Department of Internal Medicine, Gaziosmanpasa University School of Medicine, 60200 Tokat, Turkey.
Department of Radiology, Gaziosmanpasa University School of Medicine, 60200 Tokat, Turkey.
Endocr Metab Immune Disord Drug Targets. 2020;20(6):952-958. doi: 10.2174/1871530320666200220125829.
Nonalcoholic fatty liver disease (NAFLD) is closely associated with metabolic syndrome (MetS), insulin resistance (IR) and chronic inflammation. Although familial Mediterranean fever (FMF) patients have no symptoms in the periods between attacks, their subclinical inflammation continues. The aim of the present study was to determine the NAFLD frequency in FMF patients and to evaluate their MetS, IR and lipid profiles.
The study included 54 FMF patients and 54 control subjects. The clinical and demographic characteristics of the subjects were recorded, and the patients' Pras disease severity score was calculated. IR was determined using the homeostasis model assessment (HOMA) index. MetS was diagnosed using the revised National Cholesterol Education Program Adult Treatment Panel III criteria (NCEP ATP III). Hepatic ultrasonography was used to diagnose NAFLD.

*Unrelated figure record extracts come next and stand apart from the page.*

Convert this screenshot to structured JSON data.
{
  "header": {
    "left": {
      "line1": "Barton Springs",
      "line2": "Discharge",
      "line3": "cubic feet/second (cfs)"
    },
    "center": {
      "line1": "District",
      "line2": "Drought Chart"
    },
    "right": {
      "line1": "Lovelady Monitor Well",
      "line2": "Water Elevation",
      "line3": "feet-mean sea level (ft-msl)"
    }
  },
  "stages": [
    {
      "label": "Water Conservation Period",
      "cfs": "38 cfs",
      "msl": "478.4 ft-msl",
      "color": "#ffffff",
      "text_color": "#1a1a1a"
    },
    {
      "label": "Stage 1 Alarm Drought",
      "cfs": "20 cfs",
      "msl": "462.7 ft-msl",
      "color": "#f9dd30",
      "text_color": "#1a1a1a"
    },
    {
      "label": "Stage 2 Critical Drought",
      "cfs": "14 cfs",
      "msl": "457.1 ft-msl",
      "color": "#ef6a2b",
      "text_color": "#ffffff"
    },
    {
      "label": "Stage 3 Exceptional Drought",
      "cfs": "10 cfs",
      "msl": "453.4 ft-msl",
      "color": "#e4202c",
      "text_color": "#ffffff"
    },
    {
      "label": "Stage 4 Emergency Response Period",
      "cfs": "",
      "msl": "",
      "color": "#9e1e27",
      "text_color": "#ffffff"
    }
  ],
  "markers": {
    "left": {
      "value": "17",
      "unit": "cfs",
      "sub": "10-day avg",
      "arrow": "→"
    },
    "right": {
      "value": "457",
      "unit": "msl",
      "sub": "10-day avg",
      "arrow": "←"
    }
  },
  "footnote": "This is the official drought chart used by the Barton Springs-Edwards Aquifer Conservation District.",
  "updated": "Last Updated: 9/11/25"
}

NAFLD was observed in 15 FMF patients (27.8%) and 14 controls (25.9%). The difference between the groups was not significant (p=0.828). Similarly, no significant difference was found between the two groups for MetS frequency and HOMA index levels. Fasting plasma glucose was significantly higher in FMF patients, whereas differences between the two groups were not significant for lipid levels and other parameters. When FMF patients with and without NAFLD were compared, no significant difference was found in Pras disease severity score, duration of the disease and daily colchicine dose.
The present study showed that NAFLD frequency was not increased in FMF patients, and that patients' MetS frequency, IR and lipid profiles were not different from control subjects.
非酒精性脂肪性肝病(NAFLD)与代谢综合征(MetS)、胰岛素抵抗(IR)和慢性炎症密切相关。虽然家族性地中海热(FMF)患者在发作之间没有症状,但他们的亚临床炎症仍在继续。本研究旨在确定 FMF 患者的 NAFLD 频率,并评估他们的 MetS、IR 和血脂谱。
本研究纳入了 54 名 FMF 患者和 54 名对照者。记录了受试者的临床和人口统计学特征,并计算了患者的 Pras 疾病严重程度评分。使用稳态模型评估(HOMA)指数来确定 IR。使用修订后的国家胆固醇教育计划成人治疗专家组 III 标准(NCEP ATP III)诊断 MetS。使用肝脏超声诊断 NAFLD。
在 15 名 FMF 患者(27.8%)和 14 名对照者(25.9%)中观察到 NAFLD。两组之间的差异无统计学意义(p=0.828)。同样,两组之间 MetS 频率和 HOMA 指数水平无显著差异。FMF 患者的空腹血糖明显升高,而两组之间的血脂水平和其他参数无显著差异。当比较有和没有 NAFLD 的 FMF 患者时,Pras 疾病严重程度评分、疾病持续时间和每日秋水仙碱剂量无显著差异。
本研究表明,FMF 患者的 NAFLD 频率没有增加,患者的 MetS 频率、IR 和血脂谱与对照者无差异。